Jean Ferrat. Le charme rebelle

Bellaïche Raoul

ARCHIPEL

LA FAMILLE TENENBAUM

«C'était Noël, rappelle-toi
Le jardin sous la neige...»

C'était encore Noël, et le jardin était sans doute sous la neige ce vendredi 26 décembre 1930 lorsque Jean Ferrat voit le jour à Vaucresson, dans les Hauts-de-Seine, «au domicile de ses père et mère, avenue de Vaucresson, Villa Raymonde», à 11 h 30. Il est le «petit dernier» d'une famille de quatre enfants. Son père, Mnasha Tenenbaum, est né le 15 août 1886, à Ekaterinodar, une ville russe située à 1 200 kilomètres au sud de Moscou qui prendra le nom de Krasnodar en décembre 1920.
Mnasha - ou Mnacha, comme inscrit sur ses papiers officiels français -, qui se fera plus tard appeler Michel, quitte la Russie et arrive en France - peut-être à pied, laissera entendre un jour son fils1 - en 1905 ou 1906, à l'âge de dix-neuf ans ou vingt ans, au moment de la première Révolution russe, peut-être également poussé par la vague de pogroms que connaît le pays entre 1903 et 1905. Ses deux parents étaient morts plusieurs années auparavant: son père, en 1887, un an après sa naissance, sa mère en 1901.
Pendant sept ans, Mnacha habite à Chaville avant de trouver, en octobre 1913, un appartement à Paris, au 132 rue deTurenne (dans le IVe arrondissement), où il a installé son atelier d'artisan en bijouterie. «Il fabriquait des bijoux à partir de dessins que lui confiaient les grands joailliers parisiens, raconte Pierre Tenenbaum, l'un des frères aînés de Jean. C'était de l'artisanat, mais dans le luxe, en quelque sorte. Il fournissait ainsi de grandes marques, du genre de celles qu'affectionne notre président...»
Interviewé en 2004 par Hélène Hazéra dans l'émission «A voix nue», sur France Culture, Jean Ferrât avoue avoir très peu de renseignements sur la jeunesse de son père. «Il n'a jamais parlé de sa vie en Russie pendant son enfance.

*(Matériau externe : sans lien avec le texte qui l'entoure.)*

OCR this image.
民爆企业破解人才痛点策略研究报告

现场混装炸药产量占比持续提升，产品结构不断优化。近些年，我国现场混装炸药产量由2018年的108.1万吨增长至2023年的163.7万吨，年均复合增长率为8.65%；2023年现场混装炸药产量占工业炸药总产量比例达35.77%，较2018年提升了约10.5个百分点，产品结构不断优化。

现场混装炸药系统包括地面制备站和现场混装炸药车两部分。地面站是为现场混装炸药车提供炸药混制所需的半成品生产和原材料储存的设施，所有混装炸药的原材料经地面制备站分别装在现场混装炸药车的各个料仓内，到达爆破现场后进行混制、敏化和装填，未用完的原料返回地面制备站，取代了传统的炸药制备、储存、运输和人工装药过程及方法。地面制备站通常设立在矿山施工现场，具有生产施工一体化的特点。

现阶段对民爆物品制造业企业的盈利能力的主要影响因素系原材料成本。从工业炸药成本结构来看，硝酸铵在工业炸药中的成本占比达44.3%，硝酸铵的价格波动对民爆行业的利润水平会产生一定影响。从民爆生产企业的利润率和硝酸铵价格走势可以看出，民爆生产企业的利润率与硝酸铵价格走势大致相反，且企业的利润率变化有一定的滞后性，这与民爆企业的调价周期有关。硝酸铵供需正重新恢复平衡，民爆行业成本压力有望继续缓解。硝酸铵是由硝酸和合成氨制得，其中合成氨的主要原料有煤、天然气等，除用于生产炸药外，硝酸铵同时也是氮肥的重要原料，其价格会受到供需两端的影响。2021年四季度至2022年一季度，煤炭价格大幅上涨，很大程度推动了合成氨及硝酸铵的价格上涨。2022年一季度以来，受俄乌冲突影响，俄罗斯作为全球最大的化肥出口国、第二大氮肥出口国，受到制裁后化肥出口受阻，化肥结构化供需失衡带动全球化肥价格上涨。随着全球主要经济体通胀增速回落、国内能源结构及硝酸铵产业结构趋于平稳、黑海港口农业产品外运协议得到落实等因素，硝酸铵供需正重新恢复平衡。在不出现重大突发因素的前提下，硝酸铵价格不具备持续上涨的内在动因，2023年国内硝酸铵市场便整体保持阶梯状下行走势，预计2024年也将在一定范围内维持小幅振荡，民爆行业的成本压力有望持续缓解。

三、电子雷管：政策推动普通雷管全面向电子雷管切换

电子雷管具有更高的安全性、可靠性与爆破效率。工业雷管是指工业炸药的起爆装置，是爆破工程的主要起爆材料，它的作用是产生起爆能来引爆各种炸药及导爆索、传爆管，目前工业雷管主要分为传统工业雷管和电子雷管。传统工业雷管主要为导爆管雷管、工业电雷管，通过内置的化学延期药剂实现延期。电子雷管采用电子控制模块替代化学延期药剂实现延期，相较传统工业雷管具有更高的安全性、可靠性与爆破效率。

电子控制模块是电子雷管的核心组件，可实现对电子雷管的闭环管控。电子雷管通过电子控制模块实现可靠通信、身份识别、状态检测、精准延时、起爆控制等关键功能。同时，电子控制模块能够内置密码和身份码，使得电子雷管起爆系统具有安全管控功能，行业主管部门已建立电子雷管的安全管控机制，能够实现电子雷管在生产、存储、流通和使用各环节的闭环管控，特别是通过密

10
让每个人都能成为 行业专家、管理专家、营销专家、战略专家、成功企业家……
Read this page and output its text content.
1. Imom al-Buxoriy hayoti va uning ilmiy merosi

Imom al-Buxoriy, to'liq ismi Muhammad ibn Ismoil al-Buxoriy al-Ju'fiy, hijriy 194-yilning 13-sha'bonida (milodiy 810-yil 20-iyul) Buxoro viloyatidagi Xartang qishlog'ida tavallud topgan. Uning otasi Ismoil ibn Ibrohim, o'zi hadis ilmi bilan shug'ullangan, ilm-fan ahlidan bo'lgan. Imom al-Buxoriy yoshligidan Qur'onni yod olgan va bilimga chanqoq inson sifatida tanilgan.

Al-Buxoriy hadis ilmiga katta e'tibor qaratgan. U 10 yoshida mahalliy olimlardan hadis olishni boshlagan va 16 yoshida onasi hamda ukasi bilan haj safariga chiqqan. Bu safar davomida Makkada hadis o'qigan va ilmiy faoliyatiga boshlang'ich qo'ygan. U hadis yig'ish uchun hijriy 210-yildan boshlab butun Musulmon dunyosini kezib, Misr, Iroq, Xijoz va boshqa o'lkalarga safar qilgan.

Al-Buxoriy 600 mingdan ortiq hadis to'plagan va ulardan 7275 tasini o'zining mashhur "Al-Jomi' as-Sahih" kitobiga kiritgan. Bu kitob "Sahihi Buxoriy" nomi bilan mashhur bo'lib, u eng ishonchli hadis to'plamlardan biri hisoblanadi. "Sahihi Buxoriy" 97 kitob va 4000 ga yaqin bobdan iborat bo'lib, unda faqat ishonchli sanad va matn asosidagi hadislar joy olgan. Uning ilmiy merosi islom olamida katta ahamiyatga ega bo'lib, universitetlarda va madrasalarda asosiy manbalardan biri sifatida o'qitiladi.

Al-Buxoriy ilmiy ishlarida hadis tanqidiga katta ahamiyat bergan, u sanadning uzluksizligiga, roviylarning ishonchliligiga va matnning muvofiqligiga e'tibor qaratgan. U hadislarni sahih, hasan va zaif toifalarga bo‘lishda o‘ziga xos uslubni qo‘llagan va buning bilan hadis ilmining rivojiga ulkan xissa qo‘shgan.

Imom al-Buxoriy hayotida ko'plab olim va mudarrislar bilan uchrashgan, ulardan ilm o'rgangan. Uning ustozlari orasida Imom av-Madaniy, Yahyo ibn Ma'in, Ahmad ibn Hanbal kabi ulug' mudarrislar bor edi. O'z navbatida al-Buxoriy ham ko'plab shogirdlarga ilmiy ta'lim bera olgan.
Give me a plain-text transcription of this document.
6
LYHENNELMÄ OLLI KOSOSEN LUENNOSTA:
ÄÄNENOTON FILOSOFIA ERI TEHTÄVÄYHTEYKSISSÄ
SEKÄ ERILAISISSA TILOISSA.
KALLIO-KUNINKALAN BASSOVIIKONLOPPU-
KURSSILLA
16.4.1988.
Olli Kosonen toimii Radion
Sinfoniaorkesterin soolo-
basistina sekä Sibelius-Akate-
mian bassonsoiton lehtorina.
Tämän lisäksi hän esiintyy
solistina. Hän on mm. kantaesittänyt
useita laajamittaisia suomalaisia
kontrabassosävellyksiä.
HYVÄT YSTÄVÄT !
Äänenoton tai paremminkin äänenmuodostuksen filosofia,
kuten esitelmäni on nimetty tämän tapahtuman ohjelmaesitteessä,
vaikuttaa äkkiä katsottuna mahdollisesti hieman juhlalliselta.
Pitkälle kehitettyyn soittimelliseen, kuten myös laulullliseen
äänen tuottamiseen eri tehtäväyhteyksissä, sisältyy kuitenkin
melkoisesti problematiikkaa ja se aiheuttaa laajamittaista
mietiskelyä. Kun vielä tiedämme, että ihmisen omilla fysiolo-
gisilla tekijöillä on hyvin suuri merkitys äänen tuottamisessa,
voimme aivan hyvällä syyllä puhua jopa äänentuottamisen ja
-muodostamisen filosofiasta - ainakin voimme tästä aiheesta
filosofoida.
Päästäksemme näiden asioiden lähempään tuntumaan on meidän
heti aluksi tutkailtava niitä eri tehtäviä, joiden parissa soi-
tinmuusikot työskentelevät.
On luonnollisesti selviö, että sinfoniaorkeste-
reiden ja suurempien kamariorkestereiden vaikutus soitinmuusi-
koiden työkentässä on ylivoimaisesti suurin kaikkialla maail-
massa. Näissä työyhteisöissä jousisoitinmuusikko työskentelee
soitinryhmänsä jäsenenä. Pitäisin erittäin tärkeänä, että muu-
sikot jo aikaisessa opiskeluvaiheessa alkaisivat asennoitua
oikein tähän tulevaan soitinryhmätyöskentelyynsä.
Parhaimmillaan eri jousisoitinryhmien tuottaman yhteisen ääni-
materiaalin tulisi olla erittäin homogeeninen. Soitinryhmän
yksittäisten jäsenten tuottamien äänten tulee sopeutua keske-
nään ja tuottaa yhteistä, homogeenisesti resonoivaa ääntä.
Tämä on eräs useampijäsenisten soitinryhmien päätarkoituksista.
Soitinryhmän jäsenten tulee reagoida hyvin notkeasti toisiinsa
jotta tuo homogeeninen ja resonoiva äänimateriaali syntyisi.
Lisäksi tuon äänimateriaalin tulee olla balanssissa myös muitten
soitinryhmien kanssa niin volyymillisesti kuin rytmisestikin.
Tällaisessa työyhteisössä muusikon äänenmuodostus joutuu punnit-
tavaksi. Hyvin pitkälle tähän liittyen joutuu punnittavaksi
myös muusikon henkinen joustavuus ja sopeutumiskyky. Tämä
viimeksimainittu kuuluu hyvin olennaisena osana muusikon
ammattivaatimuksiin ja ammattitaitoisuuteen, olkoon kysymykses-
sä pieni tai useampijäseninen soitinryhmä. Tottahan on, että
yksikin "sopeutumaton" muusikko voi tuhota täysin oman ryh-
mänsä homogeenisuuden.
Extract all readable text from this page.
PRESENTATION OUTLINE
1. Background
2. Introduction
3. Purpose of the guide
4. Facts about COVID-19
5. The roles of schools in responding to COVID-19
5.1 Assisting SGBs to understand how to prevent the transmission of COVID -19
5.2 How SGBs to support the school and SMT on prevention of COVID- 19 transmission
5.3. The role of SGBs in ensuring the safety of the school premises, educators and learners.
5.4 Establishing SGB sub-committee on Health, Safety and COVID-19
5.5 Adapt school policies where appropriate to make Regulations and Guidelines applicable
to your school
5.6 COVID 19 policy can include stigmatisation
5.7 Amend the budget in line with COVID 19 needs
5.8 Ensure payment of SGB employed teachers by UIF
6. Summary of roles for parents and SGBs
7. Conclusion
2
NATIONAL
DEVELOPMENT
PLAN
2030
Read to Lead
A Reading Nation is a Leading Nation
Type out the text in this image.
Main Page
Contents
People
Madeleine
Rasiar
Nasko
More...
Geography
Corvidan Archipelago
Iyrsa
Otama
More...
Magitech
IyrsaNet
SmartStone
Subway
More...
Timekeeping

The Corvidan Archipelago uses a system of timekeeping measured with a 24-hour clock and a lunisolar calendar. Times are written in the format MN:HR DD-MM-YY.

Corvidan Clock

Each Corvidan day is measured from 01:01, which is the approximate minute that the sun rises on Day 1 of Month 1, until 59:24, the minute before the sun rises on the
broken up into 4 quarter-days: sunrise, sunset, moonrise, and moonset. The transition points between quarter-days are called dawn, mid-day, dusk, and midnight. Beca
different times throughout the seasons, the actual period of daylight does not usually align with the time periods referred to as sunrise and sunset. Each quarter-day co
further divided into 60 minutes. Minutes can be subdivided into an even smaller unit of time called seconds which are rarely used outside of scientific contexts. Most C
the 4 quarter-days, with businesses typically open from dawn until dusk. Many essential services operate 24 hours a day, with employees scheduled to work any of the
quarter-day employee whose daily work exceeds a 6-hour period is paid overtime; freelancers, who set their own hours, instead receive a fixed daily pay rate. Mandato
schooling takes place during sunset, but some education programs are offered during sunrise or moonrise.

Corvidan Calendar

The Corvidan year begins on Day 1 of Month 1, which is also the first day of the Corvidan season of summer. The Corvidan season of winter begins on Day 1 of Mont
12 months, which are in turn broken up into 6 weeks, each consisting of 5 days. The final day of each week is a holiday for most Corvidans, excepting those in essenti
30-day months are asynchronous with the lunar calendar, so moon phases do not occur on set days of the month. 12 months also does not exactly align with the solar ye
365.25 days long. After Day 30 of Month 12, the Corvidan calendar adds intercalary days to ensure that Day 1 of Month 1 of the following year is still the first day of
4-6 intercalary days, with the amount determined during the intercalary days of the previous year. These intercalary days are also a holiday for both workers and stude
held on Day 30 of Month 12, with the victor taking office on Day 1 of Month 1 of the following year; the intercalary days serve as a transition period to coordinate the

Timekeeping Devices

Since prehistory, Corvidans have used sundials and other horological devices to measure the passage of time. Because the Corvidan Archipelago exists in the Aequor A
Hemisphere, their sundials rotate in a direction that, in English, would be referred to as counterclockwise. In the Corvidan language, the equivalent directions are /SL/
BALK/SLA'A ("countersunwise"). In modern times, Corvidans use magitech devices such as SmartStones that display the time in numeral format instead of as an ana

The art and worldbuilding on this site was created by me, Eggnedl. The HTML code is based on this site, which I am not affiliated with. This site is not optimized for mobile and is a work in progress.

Il avait un frère qui est passé, paraît-il, un moment en France et qui a disparu sans laisser d'adresse ni de traces. Ma mère, à qui je posais la question après sa disparition, m'a simplement dit qu'il ne lui avait rien raconté, sinon qu'il avait été élevé par une tante.» «Il fallait lui arracher les mots pour avoir quelques détails...», avouera un jour Antoinette à son fils.
«Dans le souvenir que j'ai de lui, et d'après les photos, c'était un bel homme, ajoute Ferrât. Blond-roux, assez grand, il était un petit peu corpulent... Et ma mère était une toute petite personne, très petite, très fine, une petite souris...»
Pendant la Première Guerre mondiale, Mnacha, qui n'est pas mobilisé, travaille comme ajusteur dans une usine d'aviation - les établissements Savary - à Levallois-Perret.
On ignore à quel moment Mnacha fait la connaissance de celle qui va devenir sa femme, Antoinette Malon, née à Paris, le 8 novembre 1888, de parents originaires du Puy-de-Dôme.
«Notre mère nous avait souvent raconté qu'elle avait, dans sa jeunesse, travaillé dans une fabrique de fleurs artificielles, précise Pierre Tenenbaum. J'imagine qu'elle a arrêté de travailler lorsqu'elle a eu ses premiers enfants: ma soeur Raymonde en 1916 et mon frère aîné André en 1918.»
Le 17 juillet 1916, Mnacha et Antoinette sont les parents d'une petite fille, prénommée Raymonde, née à Paris alors qu'ils ne sont pas encore mariés. Ils «régulariseront» l'année suivante, le 8 décembre 1917, en convolant à la mairie du IIIe arrondissement. Léontine, la soeur d'Antoinette, figure parmi les témoins.